Purpose: This study investigated the relationship between skeletal muscle capillarity, enzymes, and oxygen transport in untrained rats selectively bred over 7 generations as either high capacity (HCR) or low capacity (LCR) runners based on treadmill running performance. 10 of each group were tested (body wt: 228 g (HCR), 247 g (LCR), p = 0.03). Results: Peak power output was 33% higher in HCR, despite similar ventilation, arterial saturation and a cardiac output that was only 10% greater. Total capillary and fiber number in the medial gastrocnemius were similar in HCR and LCR, but because fiber area was lower in HCR, the number of capillaries per unit mass of muscle (Nc) was higher in HCR (p < 0.001). A positive correlation (r = 0.92) was seen between Nc and muscle oxygen conductance.
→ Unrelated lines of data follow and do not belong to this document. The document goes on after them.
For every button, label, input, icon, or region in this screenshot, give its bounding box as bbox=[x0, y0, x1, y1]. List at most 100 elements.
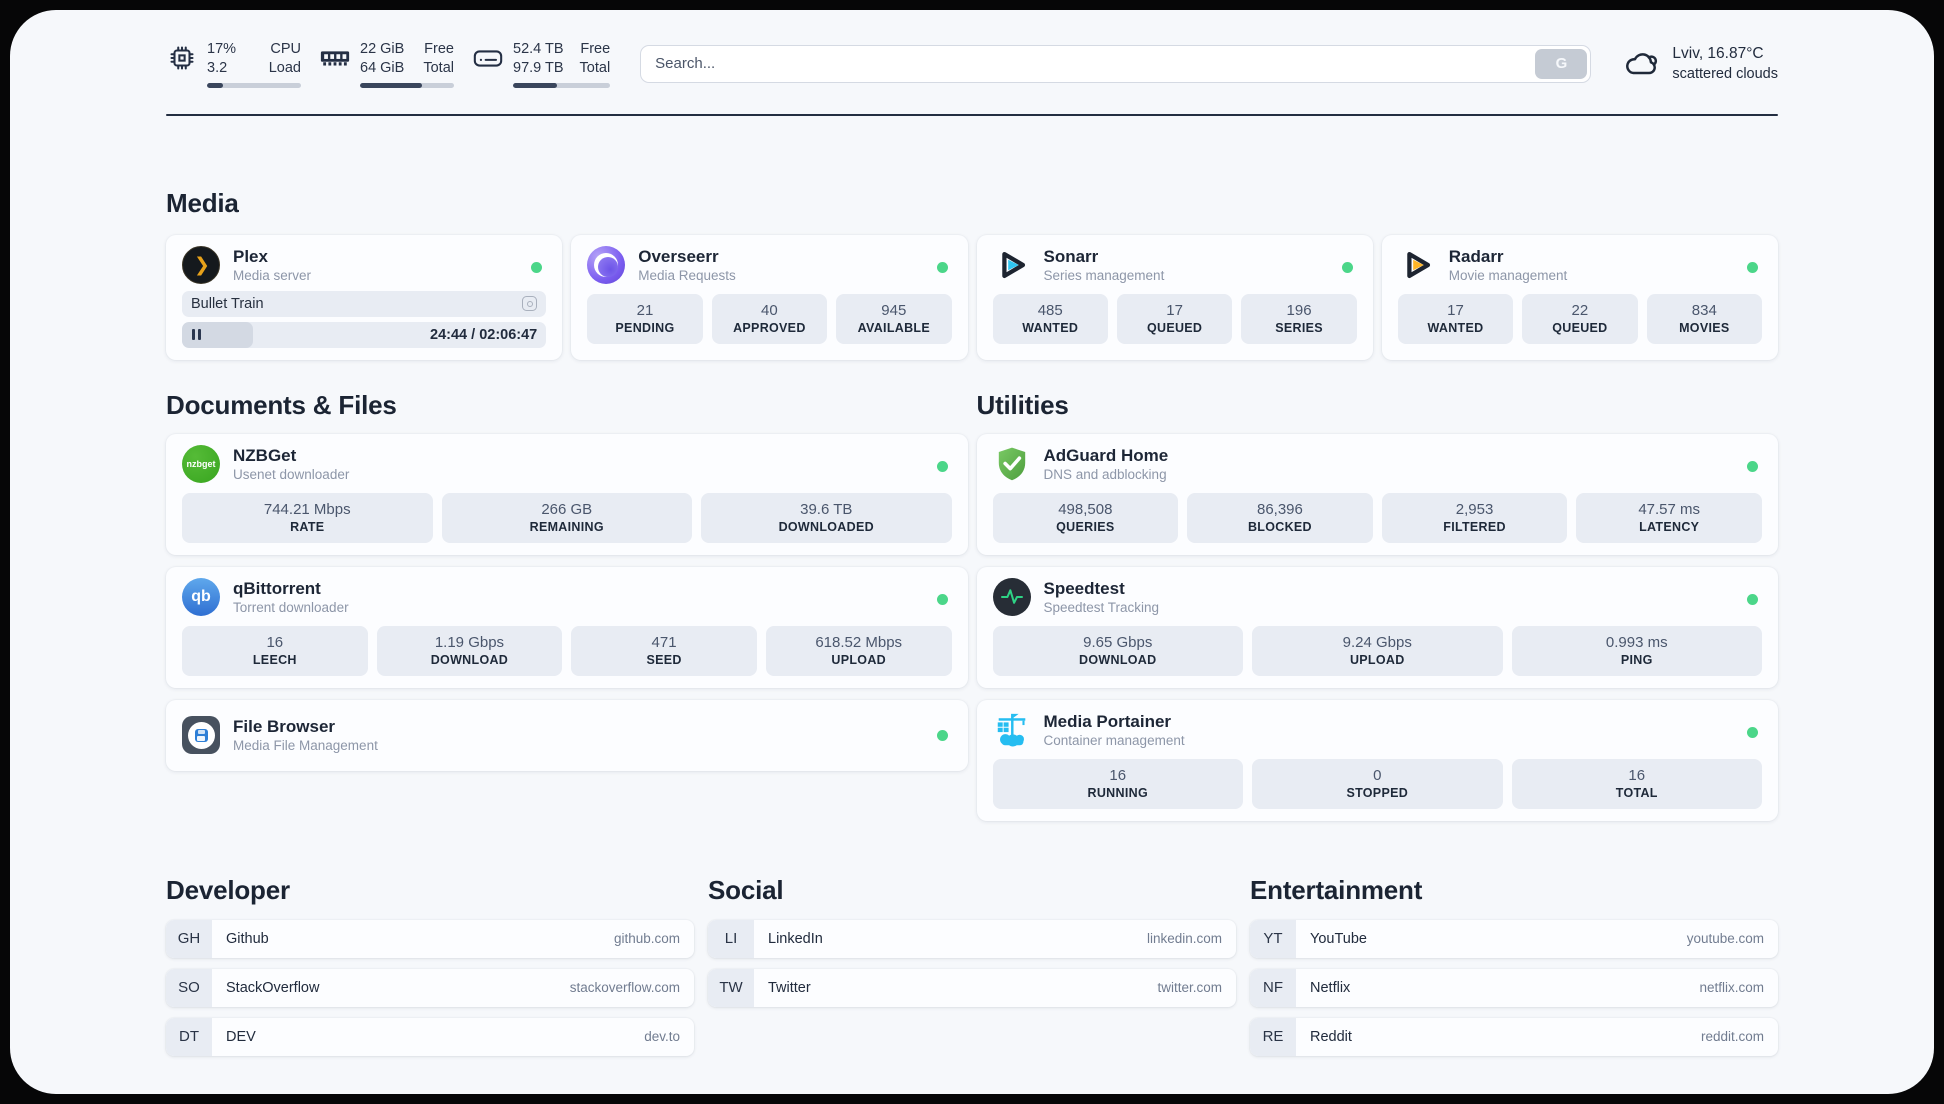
bookmark-col-developer: Developer GH Github github.com SO StackO… bbox=[166, 875, 694, 1056]
search-engine-button[interactable]: G bbox=[1535, 48, 1588, 79]
app-title: Sonarr bbox=[1043, 246, 1099, 266]
bookmark-reddit[interactable]: RE Reddit reddit.com bbox=[1250, 1017, 1778, 1056]
memory-icon bbox=[319, 42, 351, 74]
app-card-overseerr[interactable]: Overseerr Media Requests 21 PENDING 40 APP… bbox=[571, 234, 968, 360]
disk-total: 97.9 TB bbox=[513, 59, 564, 76]
session-target-icon bbox=[522, 296, 538, 312]
status-online-dot bbox=[1747, 261, 1758, 273]
bookmark-name: YouTube bbox=[1310, 930, 1367, 947]
app-card-plex[interactable]: ❯ Plex Media server Bullet Train 24:44 /… bbox=[166, 234, 563, 360]
radarr-icon bbox=[1398, 246, 1436, 284]
memory-free: 22 GiB bbox=[360, 41, 405, 57]
documents-column: Documents & Files nzbget NZBGet Usenet d… bbox=[166, 360, 968, 821]
stat-queries: 498,508 QUERIES bbox=[992, 492, 1179, 543]
bookmark-url: linkedin.com bbox=[1146, 931, 1222, 947]
stat-series: 196 SERIES bbox=[1241, 293, 1357, 344]
bookmark-col-entertainment: Entertainment YT YouTube youtube.com NF … bbox=[1250, 875, 1778, 1056]
bookmark-tag: RE bbox=[1250, 1017, 1296, 1056]
stat-downloaded: 39.6 TB DOWNLOADED bbox=[701, 492, 952, 543]
bookmark-name: Netflix bbox=[1310, 979, 1351, 996]
cpu-load-avg: 3.2 bbox=[207, 59, 228, 76]
app-subtitle: Container management bbox=[1043, 732, 1185, 748]
cpu-label-1: CPU bbox=[270, 41, 301, 57]
top-bar: 17% 3.2 CPU Load bbox=[166, 10, 1778, 88]
bookmark-section: Developer GH Github github.com SO StackO… bbox=[166, 875, 1778, 1056]
memory-label-1: Free bbox=[424, 41, 454, 57]
bookmark-netflix[interactable]: NF Netflix netflix.com bbox=[1250, 968, 1778, 1007]
app-card-adguard[interactable]: AdGuard Home DNS and adblocking 498,508 Q… bbox=[976, 433, 1778, 555]
section-title-social: Social bbox=[708, 874, 784, 905]
stat-queued: 17 QUEUED bbox=[1116, 293, 1233, 344]
adguard-icon bbox=[993, 445, 1031, 483]
stat-filtered: 2,953 FILTERED bbox=[1381, 492, 1568, 543]
status-online-dot bbox=[936, 593, 948, 605]
status-online-dot bbox=[1747, 593, 1758, 605]
weather-widget: Lviv, 16.87°C scattered clouds bbox=[1623, 44, 1778, 84]
bookmark-tag: TW bbox=[708, 968, 754, 1007]
bookmark-github[interactable]: GH Github github.com bbox=[166, 919, 694, 958]
speedtest-icon bbox=[992, 578, 1031, 617]
bookmark-stackoverflow[interactable]: SO StackOverflow stackoverflow.com bbox=[166, 968, 694, 1007]
bookmark-dev[interactable]: DT DEV dev.to bbox=[166, 1017, 694, 1056]
app-title: Overseerr bbox=[638, 246, 719, 266]
bookmark-url: stackoverflow.com bbox=[569, 980, 680, 996]
stat-stopped: 0 STOPPED bbox=[1252, 758, 1503, 809]
stat-movies: 834 MOVIES bbox=[1646, 293, 1763, 344]
app-title: AdGuard Home bbox=[1043, 445, 1169, 465]
status-online-dot bbox=[936, 460, 948, 472]
bookmark-name: Reddit bbox=[1310, 1028, 1352, 1045]
app-subtitle: Speedtest Tracking bbox=[1043, 599, 1160, 615]
app-card-sonarr[interactable]: Sonarr Series management 485 WANTED 17 QUE… bbox=[976, 234, 1373, 360]
stat-download: 9.65 Gbps DOWNLOAD bbox=[992, 625, 1243, 676]
bookmark-url: reddit.com bbox=[1700, 1029, 1764, 1045]
plex-icon: ❯ bbox=[182, 246, 220, 285]
overseerr-icon bbox=[587, 246, 626, 285]
stat-wanted: 17 WANTED bbox=[1397, 293, 1514, 344]
utilities-column: Utilities bbox=[976, 360, 1778, 821]
filebrowser-icon bbox=[182, 716, 220, 755]
app-card-qbittorrent[interactable]: qb qBittorrent Torrent downloader 16 LEEC… bbox=[166, 566, 968, 688]
playback-time: 24:44 / 02:06:47 bbox=[430, 326, 538, 343]
app-card-nzbget[interactable]: nzbget NZBGet Usenet downloader 744.21 M… bbox=[166, 433, 968, 555]
status-online-dot bbox=[1747, 726, 1758, 738]
bookmark-twitter[interactable]: TW Twitter twitter.com bbox=[708, 968, 1236, 1007]
playback-progress[interactable]: 24:44 / 02:06:47 bbox=[182, 321, 547, 348]
cpu-progress-bar bbox=[207, 82, 301, 88]
status-online-dot bbox=[531, 261, 543, 273]
app-card-filebrowser[interactable]: File Browser Media File Management bbox=[166, 699, 968, 771]
system-stats: 17% 3.2 CPU Load bbox=[166, 40, 611, 88]
stat-leech: 16 LEECH bbox=[182, 625, 368, 676]
app-subtitle: DNS and adblocking bbox=[1043, 466, 1167, 482]
search-input[interactable] bbox=[641, 45, 1533, 82]
stat-available: 945 AVAILABLE bbox=[836, 293, 952, 344]
stat-download: 1.19 Gbps DOWNLOAD bbox=[376, 625, 563, 676]
disk-label-1: Free bbox=[580, 41, 611, 57]
bookmark-youtube[interactable]: YT YouTube youtube.com bbox=[1250, 919, 1778, 958]
app-title: qBittorrent bbox=[233, 578, 321, 598]
stat-queued: 22 QUEUED bbox=[1522, 293, 1638, 344]
pause-icon bbox=[192, 329, 195, 341]
status-online-dot bbox=[936, 261, 948, 273]
app-card-speedtest[interactable]: Speedtest Speedtest Tracking 9.65 Gbps DO… bbox=[976, 566, 1778, 688]
status-online-dot bbox=[1747, 460, 1758, 472]
app-card-radarr[interactable]: Radarr Movie management 17 WANTED 22 QUEUE… bbox=[1381, 234, 1778, 360]
stat-upload: 9.24 Gbps UPLOAD bbox=[1252, 625, 1503, 676]
cpu-label-2: Load bbox=[268, 59, 301, 76]
cpu-icon bbox=[166, 42, 198, 74]
bookmark-tag: DT bbox=[166, 1017, 212, 1056]
bookmark-tag: LI bbox=[708, 919, 754, 958]
stat-total: 16 TOTAL bbox=[1511, 758, 1762, 809]
app-card-portainer[interactable]: Media Portainer Container management 16 R… bbox=[976, 699, 1778, 821]
status-online-dot bbox=[1341, 261, 1353, 273]
weather-location-temp: Lviv, 16.87°C bbox=[1672, 44, 1764, 62]
disk-free: 52.4 TB bbox=[513, 41, 564, 57]
bookmark-tag: GH bbox=[166, 919, 212, 958]
disk-icon bbox=[472, 42, 504, 74]
bookmark-tag: YT bbox=[1250, 919, 1296, 958]
now-playing-title: Bullet Train bbox=[191, 295, 264, 312]
disk-label-2: Total bbox=[579, 59, 611, 76]
bookmark-linkedin[interactable]: LI LinkedIn linkedin.com bbox=[708, 919, 1236, 958]
bookmark-url: github.com bbox=[613, 931, 680, 947]
sonarr-icon bbox=[993, 246, 1031, 284]
section-title-utilities: Utilities bbox=[976, 389, 1069, 420]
Skeletal muscle enzymes CS and β-HAD were both significantly (p < 0.001) higher in HCR (CS: 12.4 ± 0.7 vs. 8.7 ± 0.4; β-HAD: 3.4 ± 0.2 vs. 2.4 ± 0.2 mmol/kg/min,) while PFK was significantly (p = 0.02) lower in HCR (27.8 ± 1.2 vs. 35.2 ± 2.5 mmol/kg/min) and HK was the same (0.65 ± 0.04 vs. 0.65 ± 0.03 mmol/kg/min). Resting muscle ATP, PCr, and glycogen contents were not different between groups. Conclusion: Taken together, these data suggest that in rats selectively bred for endurance exercise, most of the enabling adaptations occur peripherally in the skeletal muscles, matching structure to function, and not in differences at the level of the heart or lungs. Supported by NIH AR40155, HL17731, HL 64270, NSERC, HL39443.